Snowmobiles in Finnish Lapland: A responsible option?

Snowmobile at night, Lapland. Photo by Heather Sunderland
Snowmobile at night, Lapland. Photo by Heather Sunderland
“So what's your stance on the environmental impact of tourists driving snowmobiles Timmo?”

The question was asked by a British journalist at midnight whilst sitting in a traditional Lappish kota, or teepee, on top of Olos Fell in North West Finnish Lapland. I've always felt quite privileged to have been there to hear the answer because it highlighted just how important tourism has become in remote corners of the globe.

The question itself was probably slightly leading as Timmo was our 55-year-old guide on a two-hour night time snowmobile safari. His response was impassioned to say the least and provides a lesson for us all I think. I don't recall his exact words but I'll do my best to paraphrase.

“Without the snowmobile we wouldn't have a tourism industry. Huskies need feeding and attention for 12 months of the year. Reindeer need feeding and attention for 12 months of the year. Snowmobiles need feeding and attention for five months of the year. There is no money in huskies and reindeer, the only money is from snowmobiles.”

Warming to his subject, Timmo passionately explained that the snowmobile provides huge economic and social benefits throughout Finnish Lapland. There's not just work for the guides but a whole industry required to support the snowmobile fraternity. Mechanics, suppliers, distributors, parts manufacturers and more.

I couldn't help but be impressed by his utter conviction and of course, totally convincing argument which was rounded off in fine style with: "If people think that snowmobiles are not environmentally friendly then what are they doing flying to Finland?”

You could tell that Timmo had had this conversation many times. Not just with visiting journalists but with his fellow guides and probably just about everybody he knows. He couldn't quite believe that people from the UK could complain about the fumes from snowmobiles when “half of them drive those ridiculous four wheel cars in the middle of cities like London.” It hardly mattered that none of us present drive such vehicles, we were positively cringing at the sheer truth of his statement.

Real responsible tourism - beyond the environment
I've had time to reflect on everything he said and when Responsible Travel asked me to write about these issues in Lapland it was Timmo's words which sprung immediately to mind.

Many people still think of responsible tourism as being solely concerned with environmental issues and, as a consequence, the positive impact on local economies and communities is often overlooked or discounted. Timmo would argue however, that there are parts of the world where the socio-economic benefits of tourism outweigh even environmental issues.

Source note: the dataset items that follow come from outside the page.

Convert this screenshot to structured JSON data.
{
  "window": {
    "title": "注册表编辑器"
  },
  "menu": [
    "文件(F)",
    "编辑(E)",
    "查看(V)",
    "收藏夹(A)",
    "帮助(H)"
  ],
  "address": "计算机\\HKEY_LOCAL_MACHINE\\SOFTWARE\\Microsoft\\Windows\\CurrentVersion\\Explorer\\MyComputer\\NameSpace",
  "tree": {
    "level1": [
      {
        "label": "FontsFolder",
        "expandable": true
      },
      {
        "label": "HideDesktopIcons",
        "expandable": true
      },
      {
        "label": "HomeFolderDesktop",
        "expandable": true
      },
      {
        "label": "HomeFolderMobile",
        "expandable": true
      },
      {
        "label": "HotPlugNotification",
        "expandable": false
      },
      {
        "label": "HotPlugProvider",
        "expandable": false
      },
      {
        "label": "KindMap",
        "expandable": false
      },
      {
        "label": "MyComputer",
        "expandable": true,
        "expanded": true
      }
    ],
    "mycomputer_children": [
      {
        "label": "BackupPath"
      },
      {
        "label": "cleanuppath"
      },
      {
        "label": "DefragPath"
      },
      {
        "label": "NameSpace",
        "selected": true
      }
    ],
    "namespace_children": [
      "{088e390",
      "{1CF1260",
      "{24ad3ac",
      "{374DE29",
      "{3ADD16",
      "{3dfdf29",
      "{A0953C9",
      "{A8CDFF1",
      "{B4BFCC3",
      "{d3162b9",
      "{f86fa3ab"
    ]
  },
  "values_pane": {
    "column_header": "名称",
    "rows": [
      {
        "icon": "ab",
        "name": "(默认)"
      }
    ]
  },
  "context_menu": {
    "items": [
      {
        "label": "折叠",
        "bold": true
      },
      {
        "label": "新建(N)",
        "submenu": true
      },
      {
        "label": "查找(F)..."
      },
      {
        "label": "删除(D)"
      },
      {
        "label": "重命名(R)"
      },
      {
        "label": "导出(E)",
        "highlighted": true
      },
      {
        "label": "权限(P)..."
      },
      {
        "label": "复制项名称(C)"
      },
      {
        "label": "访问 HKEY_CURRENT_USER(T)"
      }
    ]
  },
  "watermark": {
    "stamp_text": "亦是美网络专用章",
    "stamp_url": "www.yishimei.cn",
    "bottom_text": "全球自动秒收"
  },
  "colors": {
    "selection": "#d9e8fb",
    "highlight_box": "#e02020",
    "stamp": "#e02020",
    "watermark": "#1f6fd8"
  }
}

In 1993, UK visitors spent 145,381 bed nights in Finland. By 2007, that figure had risen four fold to 515,554 (Source: Finnish Tourist Board). The value of what has been extremely well-managed tourism growth has become inestimable.

Tourism in Finnish Lapland has become the main source of employment and income replacing traditional industries such as forestry. Development from a period of extractive industry to an industrial society has come about quickly. In 1950 the largest part of Lapland’s inhabitants lived in rural areas and more than half the workforce worked in forestry and agriculture. Approximately a quarter of Lapland’s 100,000 strong workforce was unemployed in 1997.

Today 65 percent of the workforce is in the service industry, 22 percent in processing and 10 percent in primary production. This huge growth in tourism and service provision has been developed in conjunction with a long-term sustainable tourism plan with one of the primary objectives being to maintain nature in its natural state while guaranteeing the traditional way of life. In a similar vein, responsible tourism is more often than not associated with developing nations rather than the more economically advanced Western world. But, should principles such as Fair Trade be applied uniquely to developing countries? Are Western suppliers not entitled to be fairly paid for the services they provide too?

Huskies, Lapland landscape & Reindeer. Landscape photo by Chris
Huskies, Lapland landscape & Reindeer. Landscape photo by Chris

Linger a little longer in Lapland
Again, Finnish Lapland provides the answers. Tourist visits to Finnish Lapland peak in December as charter flights from around Europe deposit thousands of families into the frozen North in search of the big guy in red.

Many, but by no means all, of these visits are for a few hours only. A wintery race ensues from the airport. “There's a reindeer, here's a Christmas bun, that bloke in the distance is Santa, no time for a toilet visit we're behind schedule.” Such visits have become finely tuned exercises in maximising profits for the tour operator while minimising the benefits to the host country. Essentially, operators squeeze the local suppliers down to almost unmanageable margins and the visitor has little, if any chance to spend money while in the country.

Official statistics illustrate this issue better than any words. According to Finland’s Border Interview Survey (Winter 06/07) British leisure visitors spent an average of €165 per trip but those on one-day trips spent a meagre €34.

The message is clear. If you are heading for Lapland then consider who you travel with. The environmental impacts of a one-day stay can barely be justified but the socio-economic benefits to the host are just as much an issue.